While those windfalls are rare, on Instagram, a user with a smaller following, referred to as a nano-influencer, can still pull in about $600 per post, while large accounts can earn $10,000 or $20,000.
“A lot of people see these channels and think it’s all fun and games, but there are estimates that some of these large accounts are the sole source of income for the family,” Mx. McCarty said. “It’s a tricky conflict of interest when your boss is also your parents.”
Until recently, many lawmakers like Mr. Koehler did not realize the scale of the industry and its potential for exploitation.
“Old folks like myself weren’t paying attention until someone who was 15 years old brought it to me,” Mr. Koehler said.
Another part of the problem is that laws need to balance the state’s right to protect vulnerable citizens with the parents’ right to raise their children as they see fit, said Stacey Steinberg, the director of the Center on Children and Families at Levin College of Law at the University of Florida.
“A lot of our labor laws treat employment by a parent differently,” Ms. Steinberg said. “If I have a farm and my child is working on my farm, they can work in much more dangerous conditions than they can work on your farm.” The question for courts, she said, is, Where does private family life end, and where does the state’s right to step in and protect children begin?

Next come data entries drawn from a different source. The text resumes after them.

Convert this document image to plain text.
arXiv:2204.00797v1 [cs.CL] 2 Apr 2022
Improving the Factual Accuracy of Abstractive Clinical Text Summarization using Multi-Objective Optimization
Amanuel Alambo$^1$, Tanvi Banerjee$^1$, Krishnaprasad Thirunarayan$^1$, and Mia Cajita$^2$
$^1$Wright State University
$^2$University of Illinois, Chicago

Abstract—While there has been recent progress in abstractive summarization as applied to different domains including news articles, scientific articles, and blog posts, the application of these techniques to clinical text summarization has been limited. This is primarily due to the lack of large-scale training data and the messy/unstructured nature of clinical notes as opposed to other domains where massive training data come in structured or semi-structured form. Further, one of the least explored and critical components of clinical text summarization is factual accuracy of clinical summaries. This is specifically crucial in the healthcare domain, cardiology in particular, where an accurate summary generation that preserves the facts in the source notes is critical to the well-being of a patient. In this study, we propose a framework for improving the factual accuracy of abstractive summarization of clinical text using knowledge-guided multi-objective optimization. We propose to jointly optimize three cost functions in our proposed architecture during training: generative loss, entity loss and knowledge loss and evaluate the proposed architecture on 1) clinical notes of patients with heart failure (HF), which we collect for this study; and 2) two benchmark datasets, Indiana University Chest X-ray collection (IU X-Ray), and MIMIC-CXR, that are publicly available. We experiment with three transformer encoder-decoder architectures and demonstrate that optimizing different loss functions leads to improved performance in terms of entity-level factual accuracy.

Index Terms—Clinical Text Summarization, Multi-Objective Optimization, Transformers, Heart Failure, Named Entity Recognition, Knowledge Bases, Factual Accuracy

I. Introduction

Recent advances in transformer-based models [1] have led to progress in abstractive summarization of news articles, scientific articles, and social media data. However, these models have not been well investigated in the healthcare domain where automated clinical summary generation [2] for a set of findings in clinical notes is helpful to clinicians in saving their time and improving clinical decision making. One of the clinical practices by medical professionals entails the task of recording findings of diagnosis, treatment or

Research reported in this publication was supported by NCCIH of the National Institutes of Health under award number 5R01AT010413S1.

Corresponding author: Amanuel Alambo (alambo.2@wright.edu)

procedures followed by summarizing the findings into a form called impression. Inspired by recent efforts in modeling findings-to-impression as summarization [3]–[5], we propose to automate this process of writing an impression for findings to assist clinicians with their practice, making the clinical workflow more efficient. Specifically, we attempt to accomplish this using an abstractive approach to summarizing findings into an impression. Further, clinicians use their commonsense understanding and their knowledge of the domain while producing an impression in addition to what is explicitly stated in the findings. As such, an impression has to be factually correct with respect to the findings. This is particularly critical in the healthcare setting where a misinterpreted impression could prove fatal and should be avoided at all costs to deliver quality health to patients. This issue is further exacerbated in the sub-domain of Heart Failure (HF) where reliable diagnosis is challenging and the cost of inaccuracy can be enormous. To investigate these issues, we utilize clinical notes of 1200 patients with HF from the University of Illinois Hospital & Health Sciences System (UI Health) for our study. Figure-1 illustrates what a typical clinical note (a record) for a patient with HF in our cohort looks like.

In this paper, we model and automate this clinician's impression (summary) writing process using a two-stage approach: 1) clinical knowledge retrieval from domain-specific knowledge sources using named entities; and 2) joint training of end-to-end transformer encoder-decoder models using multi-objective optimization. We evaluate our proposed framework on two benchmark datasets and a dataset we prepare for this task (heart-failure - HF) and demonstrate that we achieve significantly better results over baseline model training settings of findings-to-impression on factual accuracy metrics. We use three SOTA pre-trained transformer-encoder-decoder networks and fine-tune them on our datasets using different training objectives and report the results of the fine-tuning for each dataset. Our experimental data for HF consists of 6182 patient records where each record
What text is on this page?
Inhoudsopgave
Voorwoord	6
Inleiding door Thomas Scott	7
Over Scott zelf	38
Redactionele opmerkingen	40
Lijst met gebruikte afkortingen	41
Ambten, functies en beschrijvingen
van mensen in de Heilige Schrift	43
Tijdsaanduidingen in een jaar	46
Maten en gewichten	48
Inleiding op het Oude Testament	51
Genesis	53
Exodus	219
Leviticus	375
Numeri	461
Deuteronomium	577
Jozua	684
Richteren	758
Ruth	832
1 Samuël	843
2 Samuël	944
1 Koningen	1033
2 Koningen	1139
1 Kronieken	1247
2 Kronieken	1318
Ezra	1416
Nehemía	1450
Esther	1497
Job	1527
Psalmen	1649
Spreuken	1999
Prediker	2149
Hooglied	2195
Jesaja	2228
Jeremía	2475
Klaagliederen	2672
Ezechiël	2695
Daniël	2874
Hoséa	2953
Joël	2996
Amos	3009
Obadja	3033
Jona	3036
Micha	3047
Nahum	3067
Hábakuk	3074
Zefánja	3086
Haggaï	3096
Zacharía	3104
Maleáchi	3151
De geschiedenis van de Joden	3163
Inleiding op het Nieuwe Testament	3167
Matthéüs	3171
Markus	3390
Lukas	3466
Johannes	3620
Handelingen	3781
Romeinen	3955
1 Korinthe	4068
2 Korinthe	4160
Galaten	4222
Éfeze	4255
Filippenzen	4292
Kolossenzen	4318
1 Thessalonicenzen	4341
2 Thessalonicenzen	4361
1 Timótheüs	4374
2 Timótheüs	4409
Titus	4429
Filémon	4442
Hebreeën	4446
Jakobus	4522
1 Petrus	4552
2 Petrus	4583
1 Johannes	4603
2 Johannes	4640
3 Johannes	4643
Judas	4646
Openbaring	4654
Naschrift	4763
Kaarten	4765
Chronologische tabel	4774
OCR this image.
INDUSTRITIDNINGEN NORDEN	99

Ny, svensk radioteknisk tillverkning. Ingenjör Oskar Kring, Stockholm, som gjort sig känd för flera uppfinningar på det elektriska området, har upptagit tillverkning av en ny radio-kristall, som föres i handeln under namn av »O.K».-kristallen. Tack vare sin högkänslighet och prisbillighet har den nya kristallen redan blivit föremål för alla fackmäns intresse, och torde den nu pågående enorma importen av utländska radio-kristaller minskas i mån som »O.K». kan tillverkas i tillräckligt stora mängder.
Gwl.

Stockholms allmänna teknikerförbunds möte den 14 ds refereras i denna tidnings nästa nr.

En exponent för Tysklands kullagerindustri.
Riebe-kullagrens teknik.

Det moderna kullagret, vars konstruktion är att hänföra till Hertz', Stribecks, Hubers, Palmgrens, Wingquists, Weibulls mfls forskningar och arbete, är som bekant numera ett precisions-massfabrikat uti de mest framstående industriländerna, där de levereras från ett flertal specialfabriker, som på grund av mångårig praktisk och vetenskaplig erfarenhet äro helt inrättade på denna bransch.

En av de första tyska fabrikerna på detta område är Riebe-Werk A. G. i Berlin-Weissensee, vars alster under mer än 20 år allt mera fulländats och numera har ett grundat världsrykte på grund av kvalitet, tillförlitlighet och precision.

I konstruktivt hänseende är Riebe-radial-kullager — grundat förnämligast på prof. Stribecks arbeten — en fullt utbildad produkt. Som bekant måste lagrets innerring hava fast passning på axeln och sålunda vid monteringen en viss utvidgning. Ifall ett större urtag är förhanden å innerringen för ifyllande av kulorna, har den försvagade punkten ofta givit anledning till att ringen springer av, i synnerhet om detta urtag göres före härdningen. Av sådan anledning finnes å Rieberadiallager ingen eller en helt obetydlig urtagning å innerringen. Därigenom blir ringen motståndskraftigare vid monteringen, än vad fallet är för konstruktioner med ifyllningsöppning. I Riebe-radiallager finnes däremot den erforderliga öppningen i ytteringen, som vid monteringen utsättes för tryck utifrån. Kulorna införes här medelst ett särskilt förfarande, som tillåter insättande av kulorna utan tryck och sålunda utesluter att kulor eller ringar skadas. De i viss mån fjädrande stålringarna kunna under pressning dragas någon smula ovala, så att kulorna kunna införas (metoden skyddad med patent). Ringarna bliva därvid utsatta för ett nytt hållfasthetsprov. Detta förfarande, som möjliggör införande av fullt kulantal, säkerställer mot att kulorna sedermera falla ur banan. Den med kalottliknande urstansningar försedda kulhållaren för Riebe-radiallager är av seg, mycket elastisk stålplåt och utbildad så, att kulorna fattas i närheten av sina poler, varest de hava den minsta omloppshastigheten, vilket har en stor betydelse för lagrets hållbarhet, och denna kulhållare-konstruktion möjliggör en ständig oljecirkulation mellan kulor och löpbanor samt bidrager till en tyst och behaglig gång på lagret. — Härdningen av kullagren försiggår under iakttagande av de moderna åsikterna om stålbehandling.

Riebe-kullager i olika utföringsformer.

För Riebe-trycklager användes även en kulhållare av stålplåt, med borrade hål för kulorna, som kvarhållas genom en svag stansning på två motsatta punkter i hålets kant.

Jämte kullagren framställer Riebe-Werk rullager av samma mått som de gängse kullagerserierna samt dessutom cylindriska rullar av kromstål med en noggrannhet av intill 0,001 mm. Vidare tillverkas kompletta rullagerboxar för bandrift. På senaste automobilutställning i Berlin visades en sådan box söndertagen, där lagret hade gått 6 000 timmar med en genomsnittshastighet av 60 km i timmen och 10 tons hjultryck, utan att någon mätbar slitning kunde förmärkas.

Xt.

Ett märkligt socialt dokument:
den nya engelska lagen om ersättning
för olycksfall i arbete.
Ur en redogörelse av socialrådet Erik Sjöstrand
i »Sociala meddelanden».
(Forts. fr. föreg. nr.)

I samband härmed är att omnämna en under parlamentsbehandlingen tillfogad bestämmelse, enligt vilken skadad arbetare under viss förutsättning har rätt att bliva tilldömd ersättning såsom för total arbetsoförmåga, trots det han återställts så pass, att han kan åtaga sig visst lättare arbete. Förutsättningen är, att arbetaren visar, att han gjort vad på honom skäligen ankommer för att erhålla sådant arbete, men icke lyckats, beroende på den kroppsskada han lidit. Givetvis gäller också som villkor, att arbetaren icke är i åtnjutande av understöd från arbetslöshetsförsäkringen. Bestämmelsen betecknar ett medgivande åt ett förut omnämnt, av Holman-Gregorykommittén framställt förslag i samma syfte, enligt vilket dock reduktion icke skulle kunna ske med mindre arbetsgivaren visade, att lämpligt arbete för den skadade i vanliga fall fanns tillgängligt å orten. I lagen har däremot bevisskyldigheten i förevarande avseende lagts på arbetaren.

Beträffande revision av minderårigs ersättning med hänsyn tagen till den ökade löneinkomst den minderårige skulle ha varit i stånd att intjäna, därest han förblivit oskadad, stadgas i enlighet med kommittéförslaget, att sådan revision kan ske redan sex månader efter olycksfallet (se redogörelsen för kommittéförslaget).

Some states could follow in Illinois’s footsteps.
In August, Torren Ecker, a state representative in Pennsylvania, announced that he would soon introduce legislation to regulate child influencers, and Jazz Lewis, a Maryland delegate, made similar promises to The Washington Post last month.
“The Illinois law is a great first step to ensure that they’re financially compensated,” Ms. Adams said. She wants states to create protections not only for the children’s financial interests, but also for their privacy and mental health. “I’ve always looked at privacy as a universal right,” she said. “It’s worrisome to think that a whole generation is growing up without access to it.”